I launched myself off the floor at Victor, but my foot slid in the coating of garlic powder they’d thrown at me. My reaching hands missed him by an inch as he backpedaled toward the entrance to the living room.

“ Monstrul! ” he bellowed as he scrabbled inside his coat. I thought he was going for a gun, but he produced a second spike and a second item, a rubber-headed mallet. And a detached part of my brain realized that it wasn’t an ordinary spike. It was a piece of polished hardwood that had been lathed down to a deadly point. He raised both items as he dropped into a crouch to meet my charge.

The son of a bitch was going to fight me with a hammer and wooden stake.

This would have been a great time for a flag on the play so we could all sit down and take a moment to find the thread of sanity we’d obviously lost. I mean, seriously-a fucking stake?

“ Monstrul! ” he cried again. “ Monstrul! ”

It was a Romanian word. It means pretty much what you think it means.

He chopped at my chest with the stake while raising the hammer high for a big downward strike.

I slap-parried the hand holding the stake and smashed his nose with a straight jab; the blow knocked his head back, chin high, to expose his throat. I sidestepped and smashed him hard across the Adam’s apple with the edge of my wrist. I could feel the cartilage collapse into rubble. Victor’s shouts imploded into a whistling wheeze as he tried to find breath that would never be his again.

As he sagged to his knees I tore the stake out of his hand. Now I had a weapon.

Inigo and Nadja were still disentangling themselves from each other in the cramped hallway. But suddenly I heard voices yelling from outside.

The kitchen door banged open and I heard the yelling of the names of my dancing partners.

The cavalry had arrived. Theirs, not mine.

Two men crowded into the doorway. One man-a big bruiser with a handlebar mustache-had another hammer and stake in his hairy fists; the other was an Irish-looking guy with no jacket and a shoulder holster over a black T-shirt. He was reaching for his nine millimeter.

I was out of time.

Screw this. If I was going to go down, then I was going down hard.

I still had the stake, so I kicked Mustache Pete in the nuts and drove the stake into Irish Bob’s chest. It punched through his pectorals but jammed to a stop on the ribs, so I hammered it deep with the flat of my palm. I wasn’t aiming for the heart-partly because that’s protected by the sternum and partly because I wasn’t as batshit crazy as these sons of bitches-but the spike sank to half its length in his left lung.

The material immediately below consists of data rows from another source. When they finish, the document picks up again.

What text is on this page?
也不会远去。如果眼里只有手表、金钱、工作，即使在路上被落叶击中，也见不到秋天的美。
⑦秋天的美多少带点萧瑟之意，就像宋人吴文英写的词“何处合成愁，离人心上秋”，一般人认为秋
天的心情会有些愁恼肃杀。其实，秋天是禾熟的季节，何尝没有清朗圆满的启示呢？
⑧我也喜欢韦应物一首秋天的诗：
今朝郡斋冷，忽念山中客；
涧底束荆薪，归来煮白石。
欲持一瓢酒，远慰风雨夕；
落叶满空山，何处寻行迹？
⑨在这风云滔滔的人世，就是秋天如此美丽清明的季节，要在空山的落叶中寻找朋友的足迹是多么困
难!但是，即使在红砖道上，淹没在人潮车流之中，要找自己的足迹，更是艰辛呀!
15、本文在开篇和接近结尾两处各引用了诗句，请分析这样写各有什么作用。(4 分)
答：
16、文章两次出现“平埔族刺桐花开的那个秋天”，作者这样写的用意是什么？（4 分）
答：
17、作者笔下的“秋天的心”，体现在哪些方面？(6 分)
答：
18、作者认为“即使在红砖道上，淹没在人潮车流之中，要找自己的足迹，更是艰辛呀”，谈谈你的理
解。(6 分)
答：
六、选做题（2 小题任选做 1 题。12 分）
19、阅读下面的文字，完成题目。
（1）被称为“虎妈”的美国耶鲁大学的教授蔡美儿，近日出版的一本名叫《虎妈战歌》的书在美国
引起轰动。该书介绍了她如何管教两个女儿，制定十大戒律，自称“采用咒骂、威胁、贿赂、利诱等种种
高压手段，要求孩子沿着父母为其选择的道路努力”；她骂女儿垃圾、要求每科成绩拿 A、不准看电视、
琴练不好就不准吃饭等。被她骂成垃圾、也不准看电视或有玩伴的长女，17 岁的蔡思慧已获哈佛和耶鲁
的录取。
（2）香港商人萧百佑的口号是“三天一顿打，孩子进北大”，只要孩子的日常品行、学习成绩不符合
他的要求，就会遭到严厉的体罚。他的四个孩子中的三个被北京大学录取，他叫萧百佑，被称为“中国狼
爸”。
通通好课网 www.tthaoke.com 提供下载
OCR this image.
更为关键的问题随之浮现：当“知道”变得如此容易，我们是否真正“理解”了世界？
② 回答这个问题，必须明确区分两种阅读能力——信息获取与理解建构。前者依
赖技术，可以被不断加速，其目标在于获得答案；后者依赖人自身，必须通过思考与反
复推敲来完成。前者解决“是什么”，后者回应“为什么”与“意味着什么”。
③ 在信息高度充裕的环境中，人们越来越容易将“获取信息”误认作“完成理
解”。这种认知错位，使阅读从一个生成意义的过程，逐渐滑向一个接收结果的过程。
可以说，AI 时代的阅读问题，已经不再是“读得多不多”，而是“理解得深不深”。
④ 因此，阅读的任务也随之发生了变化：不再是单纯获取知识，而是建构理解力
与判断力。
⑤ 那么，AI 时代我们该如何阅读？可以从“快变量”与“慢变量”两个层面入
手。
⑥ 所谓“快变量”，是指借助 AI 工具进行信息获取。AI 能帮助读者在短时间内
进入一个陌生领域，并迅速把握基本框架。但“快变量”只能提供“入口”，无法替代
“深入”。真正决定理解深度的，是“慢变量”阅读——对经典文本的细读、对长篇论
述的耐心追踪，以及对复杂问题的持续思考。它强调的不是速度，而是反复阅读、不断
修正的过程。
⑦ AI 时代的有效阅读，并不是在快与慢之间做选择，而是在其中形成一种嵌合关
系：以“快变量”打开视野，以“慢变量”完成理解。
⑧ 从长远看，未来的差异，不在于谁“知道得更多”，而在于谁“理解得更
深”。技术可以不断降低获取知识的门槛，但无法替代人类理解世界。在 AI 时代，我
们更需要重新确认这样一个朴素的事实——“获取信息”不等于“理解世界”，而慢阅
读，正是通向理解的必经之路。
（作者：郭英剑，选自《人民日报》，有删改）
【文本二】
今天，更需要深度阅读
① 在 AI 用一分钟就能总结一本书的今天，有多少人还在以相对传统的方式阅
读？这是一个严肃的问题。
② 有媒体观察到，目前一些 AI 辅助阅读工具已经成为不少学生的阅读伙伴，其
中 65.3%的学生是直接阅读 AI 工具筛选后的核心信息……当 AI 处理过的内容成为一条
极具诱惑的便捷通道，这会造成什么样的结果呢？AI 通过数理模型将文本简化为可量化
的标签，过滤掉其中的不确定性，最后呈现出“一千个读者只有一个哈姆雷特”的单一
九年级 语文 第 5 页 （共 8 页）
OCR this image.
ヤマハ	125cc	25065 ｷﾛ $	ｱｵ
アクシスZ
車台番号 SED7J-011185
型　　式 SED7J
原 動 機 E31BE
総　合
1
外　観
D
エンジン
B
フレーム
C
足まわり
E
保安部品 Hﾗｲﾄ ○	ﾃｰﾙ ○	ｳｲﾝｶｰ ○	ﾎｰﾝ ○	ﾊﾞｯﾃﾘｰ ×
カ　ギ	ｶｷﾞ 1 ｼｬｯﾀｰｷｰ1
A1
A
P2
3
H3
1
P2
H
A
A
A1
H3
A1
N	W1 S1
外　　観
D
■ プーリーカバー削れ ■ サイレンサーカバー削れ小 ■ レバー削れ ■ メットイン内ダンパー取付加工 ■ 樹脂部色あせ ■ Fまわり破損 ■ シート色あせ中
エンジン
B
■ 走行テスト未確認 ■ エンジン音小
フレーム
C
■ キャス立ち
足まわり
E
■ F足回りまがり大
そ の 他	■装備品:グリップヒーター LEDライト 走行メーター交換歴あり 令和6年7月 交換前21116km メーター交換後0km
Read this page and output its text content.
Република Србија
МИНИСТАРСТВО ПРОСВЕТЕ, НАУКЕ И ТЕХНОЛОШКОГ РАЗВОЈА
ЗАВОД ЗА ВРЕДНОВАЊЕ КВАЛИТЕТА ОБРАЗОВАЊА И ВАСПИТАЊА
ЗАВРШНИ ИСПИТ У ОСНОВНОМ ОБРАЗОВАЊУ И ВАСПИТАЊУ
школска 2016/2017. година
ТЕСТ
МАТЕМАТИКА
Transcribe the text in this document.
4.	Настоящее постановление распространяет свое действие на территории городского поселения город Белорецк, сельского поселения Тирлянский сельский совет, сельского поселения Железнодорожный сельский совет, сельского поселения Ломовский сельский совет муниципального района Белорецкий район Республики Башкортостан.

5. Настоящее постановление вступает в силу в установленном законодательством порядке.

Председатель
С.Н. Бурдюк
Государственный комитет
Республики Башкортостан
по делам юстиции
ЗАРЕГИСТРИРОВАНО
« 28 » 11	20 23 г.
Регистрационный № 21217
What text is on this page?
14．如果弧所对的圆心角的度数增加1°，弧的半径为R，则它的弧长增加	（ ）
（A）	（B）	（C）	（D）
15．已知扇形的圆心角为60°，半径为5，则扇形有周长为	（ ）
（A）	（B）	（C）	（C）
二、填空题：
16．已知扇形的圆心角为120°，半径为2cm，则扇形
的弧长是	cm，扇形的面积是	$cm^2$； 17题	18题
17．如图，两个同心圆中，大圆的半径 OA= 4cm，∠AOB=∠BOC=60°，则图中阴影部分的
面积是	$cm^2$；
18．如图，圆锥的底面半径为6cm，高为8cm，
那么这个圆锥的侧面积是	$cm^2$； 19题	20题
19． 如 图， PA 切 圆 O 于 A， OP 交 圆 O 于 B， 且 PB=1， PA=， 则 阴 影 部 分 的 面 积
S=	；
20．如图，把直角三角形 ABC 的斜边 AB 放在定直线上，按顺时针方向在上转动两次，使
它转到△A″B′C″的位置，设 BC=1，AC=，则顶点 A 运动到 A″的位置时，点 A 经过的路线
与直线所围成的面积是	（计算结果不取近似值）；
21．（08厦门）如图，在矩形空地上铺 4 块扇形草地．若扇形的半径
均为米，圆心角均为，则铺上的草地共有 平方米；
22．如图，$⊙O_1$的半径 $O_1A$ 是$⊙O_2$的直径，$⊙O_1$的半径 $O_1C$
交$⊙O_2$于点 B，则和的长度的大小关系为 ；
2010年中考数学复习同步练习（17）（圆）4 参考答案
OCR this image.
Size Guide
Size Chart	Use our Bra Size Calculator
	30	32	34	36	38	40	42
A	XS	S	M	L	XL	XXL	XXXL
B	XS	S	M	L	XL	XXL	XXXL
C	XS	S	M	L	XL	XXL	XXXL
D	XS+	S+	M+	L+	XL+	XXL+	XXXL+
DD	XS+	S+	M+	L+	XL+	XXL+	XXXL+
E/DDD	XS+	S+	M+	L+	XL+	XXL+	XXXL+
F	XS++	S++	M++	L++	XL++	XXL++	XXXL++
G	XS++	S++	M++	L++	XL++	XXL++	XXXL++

I let go of the stake and elbow-smashed him across the mouth which sent him sprawling into Mustache Pete, who seemed to be shaking off my kick too damn fast.

Incredibly the Irish guy wasn’t dead. He snaked out a desperate hand and grabbed my sleeve as he fell and that jerked me forward off balance so that we slammed into Mustache Pete and the three of us fell together in a twisted, spinning comedy of flailing limbs.

My body was under the pile, with Irish Bob on top of me. The impact crushed us together and drove the stake all the way into him. He died on impact, his body going immediately slack with a terminal exhalation. Unfortunately, his sudden dead weight pinned me to the floor with Mustache Pete half on top of us both. The combined weight of both men drove half the air out of my lungs. Irish Bob’s holstered pistol was pinned between us, with my right hand twisted into the press at a painful angle. To make it worse, Mustache Pete was trying to stab me with the stake. He had no clear angle, but he kept chopping at me, mostly hitting his dead friend. His face was a mask of confusion, insanity, and horror, and as he chopped he continually whimpered a word I didn’t know.